The Mumbai bench of NCLT, while allowing an oral plea of the lawyers of ZEE to give time to file a response by October 7, has also adjourned the matter to the same day.
Janak Dwarkadas, senior counsel appearing for Invesco, started the argument on Tuesday, stating that ZEE is indulging in forum shopping by approaching the Bombay High Court to restrain the shareholders from calling an EGM.
“The company’s board met on October 1 to decide on the requisition of EGM and they had rejected it. Also, on the same day, they filed a plaint in the Bombay High Court with over 420 pages.
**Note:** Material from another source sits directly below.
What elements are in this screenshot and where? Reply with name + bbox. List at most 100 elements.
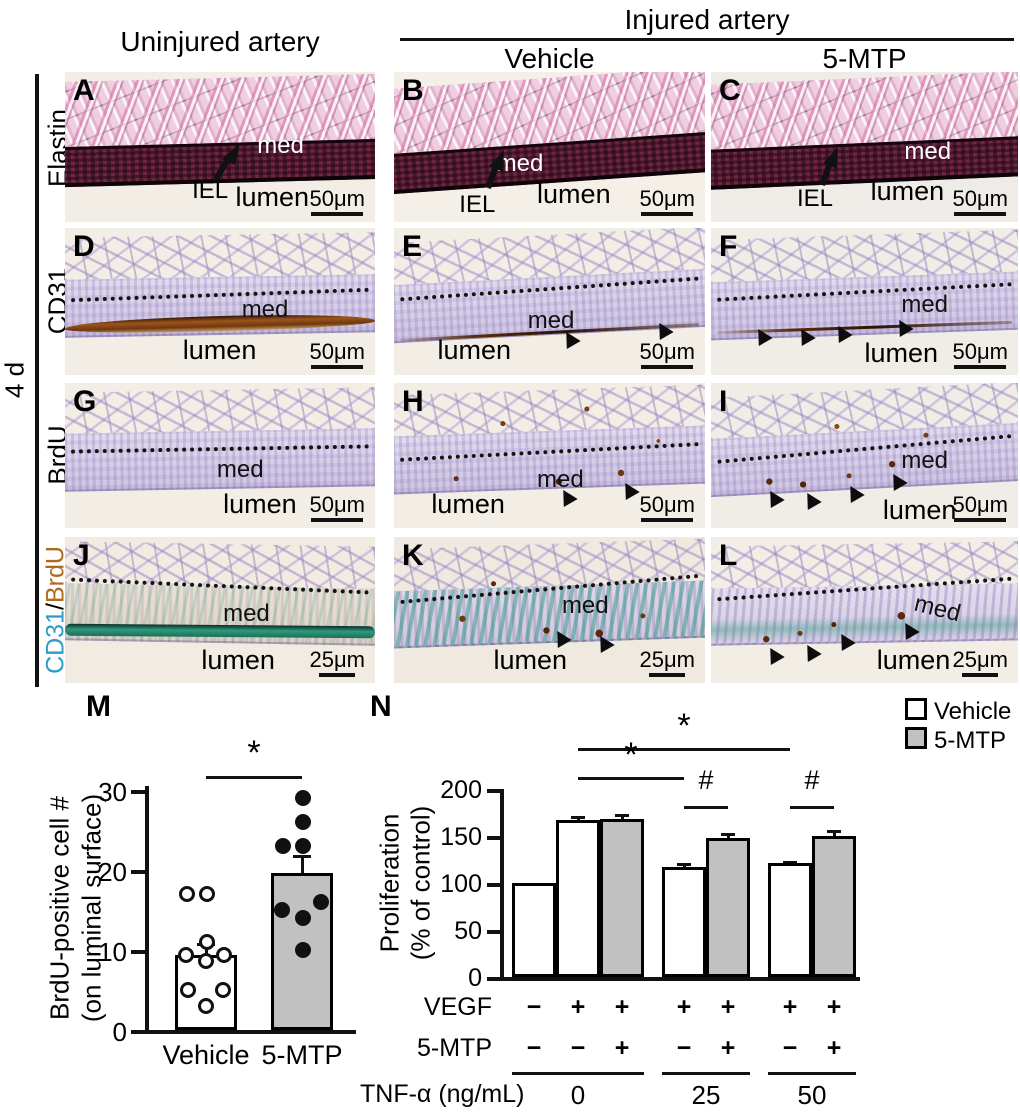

This petition is meant to take away the power of NCLT,” argue Dwarkadas. “Is this not forum shopping? If NCLT directs to call for an EGM, they will rush to the High Court to get an injunction on it.”
Countering this, Navroz Seervai, senior advocate, appearing for ZEE argued that the application is not maintainable and needs to be dismissed.
“The (Invesco’s) petition is seeking ad-interim relief as its final relief, which can’t be granted without the full hearing or at the interim stage,” argued Seervai. “Also, the court or tribunal can’t grant an interim relief that alters the status quo.”
A ZEE spokesperson said that the company will continue to take all the necessary steps that are in the best interest of all its shareholders and as per the applicable law.
Law firm Dhruve Liladhar & Co is representing Invesco and OFI Global China Fund in this case. While law firms Trilegal and the Economic Laws Practice (ELP) are representing ZEE and Goenka in the case.